Раньше я читал его с недоверием: выдумывает, стращает людей темнотою души человека затем, чтоб люди признали необходимость бога, чтоб покорно подчинились его непостижимым затеям, неведомой воле.

"Смирись, гордый человек!"

Если это смирение и нужно было Достоевскому, то - между прочим, а не прежде всего. Прежде же всего он был сам для себя - мин дин мин. Умел жечь себя, умел выжимать жгучий сок души своей весь, до последней капли. Неужели не было случаев, когда писатель умирал внезапно, за столом своим, над листом исписанной бумаги? По-моему - такие случаи должны быть. Выписал себя до конца, до последней искры жизни и - исчез. Жаль, что этим пьяным делом я не занимался раньше.

Ну, буду дальше писать о том, чего не понимаю.

Я вышел за город, ночь была светлая, холодная, дорогу ограждали чёрные деревья. Сел под деревом, в тень, и так просидел до утра, до поры, пока вдали заскрипели телеги крестьян. Чувствовал я себя скверно, такая немая пустота в душе, безмыслие в голове, в теле вялая усталость. Ждал я, что в душе моей что-то вспыхнет, разгорится. Когда Попов умер - умерло и моё отвращение к нему. Кто-то подсказывал мне: ты убил человека. Но я понимал, что это исходит сверху, от ума, это не тревожило меня. Человек был предателем. И я не чувствовал себя преступником.

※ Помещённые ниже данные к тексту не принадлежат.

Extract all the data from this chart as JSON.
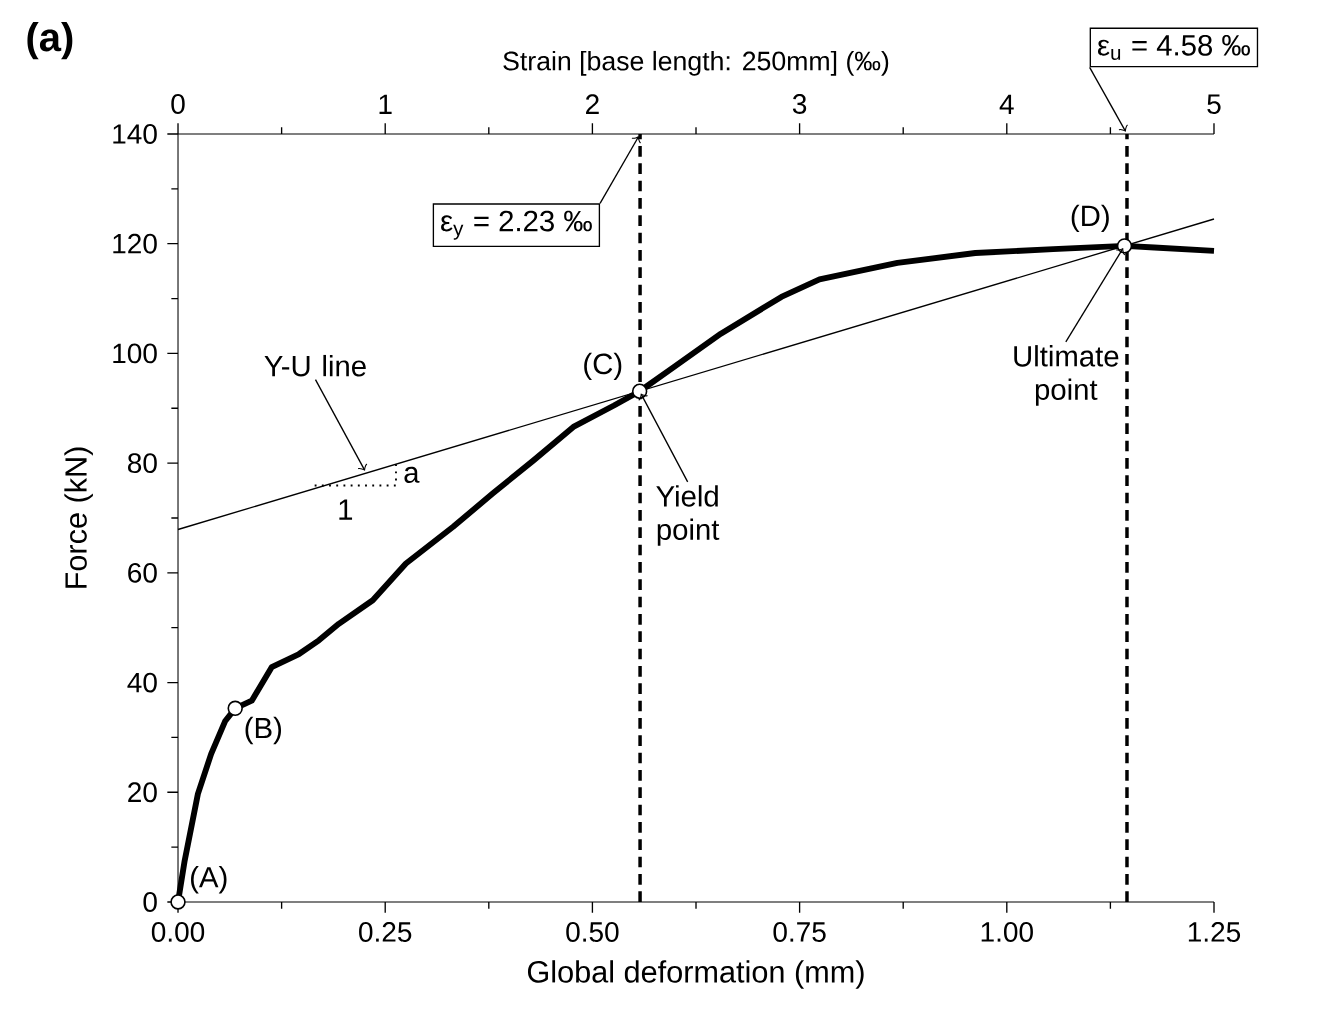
{
  "chart_data": {
    "type": "line",
    "title": "(a)",
    "xlabel": "Global deformation (mm)",
    "ylabel": "Force (kN)",
    "x2label": "Strain [base length: 250mm] (‰)",
    "xlim": [
      0,
      1.25
    ],
    "xticks": [
      {
        "value": 0,
        "label": "0.00"
      },
      {
        "value": 0.25,
        "label": "0.25"
      },
      {
        "value": 0.5,
        "label": "0.50"
      },
      {
        "value": 0.75,
        "label": "0.75"
      },
      {
        "value": 1.0,
        "label": "1.00"
      },
      {
        "value": 1.25,
        "label": "1.25"
      }
    ],
    "ylim": [
      0,
      140
    ],
    "yticks": [
      0,
      20,
      40,
      60,
      80,
      100,
      120,
      140
    ],
    "x2lim": [
      0,
      5
    ],
    "x2ticks": [
      0,
      1,
      2,
      3,
      4,
      5
    ],
    "series": [
      {
        "color": "#000000",
        "x": [
          0,
          0.008,
          0.024,
          0.04,
          0.057,
          0.069,
          0.089,
          0.113,
          0.146,
          0.17,
          0.194,
          0.235,
          0.275,
          0.332,
          0.38,
          0.429,
          0.477,
          0.526,
          0.557,
          0.599,
          0.655,
          0.728,
          0.774,
          0.868,
          0.962,
          1.056,
          1.142,
          1.178,
          1.25
        ],
        "values": [
          0,
          7.5,
          19.7,
          27,
          33,
          35.3,
          36.7,
          42.8,
          45.2,
          47.7,
          50.7,
          55,
          61.7,
          68.4,
          74.5,
          80.5,
          86.6,
          90.5,
          93.1,
          97.6,
          103.6,
          110.3,
          113.5,
          116.5,
          118.3,
          119,
          119.6,
          119.3,
          118.7
        ]
      },
      {
        "color": "#000000",
        "x": [
          0,
          1.25
        ],
        "values": [
          67.9,
          124.5
        ]
      },
      {
        "type": "scatter",
        "marker": "circle",
        "color": "#000000",
        "x": [
          0,
          0.069,
          0.557,
          1.142
        ],
        "values": [
          0,
          35.3,
          93.1,
          119.6
        ]
      }
    ],
    "ref_lines": [
      {
        "axis": "x",
        "value": 0.5575,
        "line_style": "dashed"
      },
      {
        "axis": "x",
        "value": 1.145,
        "line_style": "dashed"
      }
    ],
    "annotations": [
      {
        "text": "(A)",
        "x": 0,
        "y": 0
      },
      {
        "text": "(B)",
        "x": 0.069,
        "y": 35.3
      },
      {
        "text": "(C)",
        "x": 0.557,
        "y": 93.1
      },
      {
        "text": "(D)",
        "x": 1.142,
        "y": 119.6
      },
      {
        "text": "Y-U line",
        "x": 0.227,
        "y": 78.2
      },
      {
        "text": "Yield point",
        "x": 0.557,
        "y": 93.1
      },
      {
        "text": "Ultimate point",
        "x": 1.142,
        "y": 119.6
      },
      {
        "text": "ε$_{y}$ = 2.23 ‰",
        "x": 0.5575,
        "y": 140
      },
      {
        "text": "ε$_{u}$ = 4.58 ‰",
        "x": 1.145,
        "y": 140
      },
      {
        "text": "a",
        "x": 0.263,
        "y": 79.8
      },
      "1"
    ]
  }
}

Но незаметно, откуда-то из глубины, вдруг встал предо мною тревожный вопрос: а почему, собственно, я заставил Попова удавиться так неожиданно для самого себя и так торопливо заставил, точно чего-то испугался, но - не в нём, а - в себе? Как будто я не преступника уничтожал, а свидетеля, опасного для меня, и не тем опасного, что он предатель, а с какой-то другой стороны опасного?

Вертелись в памяти его слова:

"Если - борьба, так уж герои с обеих сторон".

И вообще назойливо шептались его циничные мыслишки, так странно знакомые мне, как будто я их слышал давно и часто.

Мухами кружились вопросы: как же Попов держался с жандармами? Неужели он им тоже рассказывал анекдоты и стишками смешил? И, может быть, смеялся с ними надо мною? Но главное, что и смущало и тяготило меня - это поспешность, необдуманность, с которой я заставил Попова удавиться.

В этом настроении отчуждённости от самого себя и как бы в полусне меня арестовали следующей ночью.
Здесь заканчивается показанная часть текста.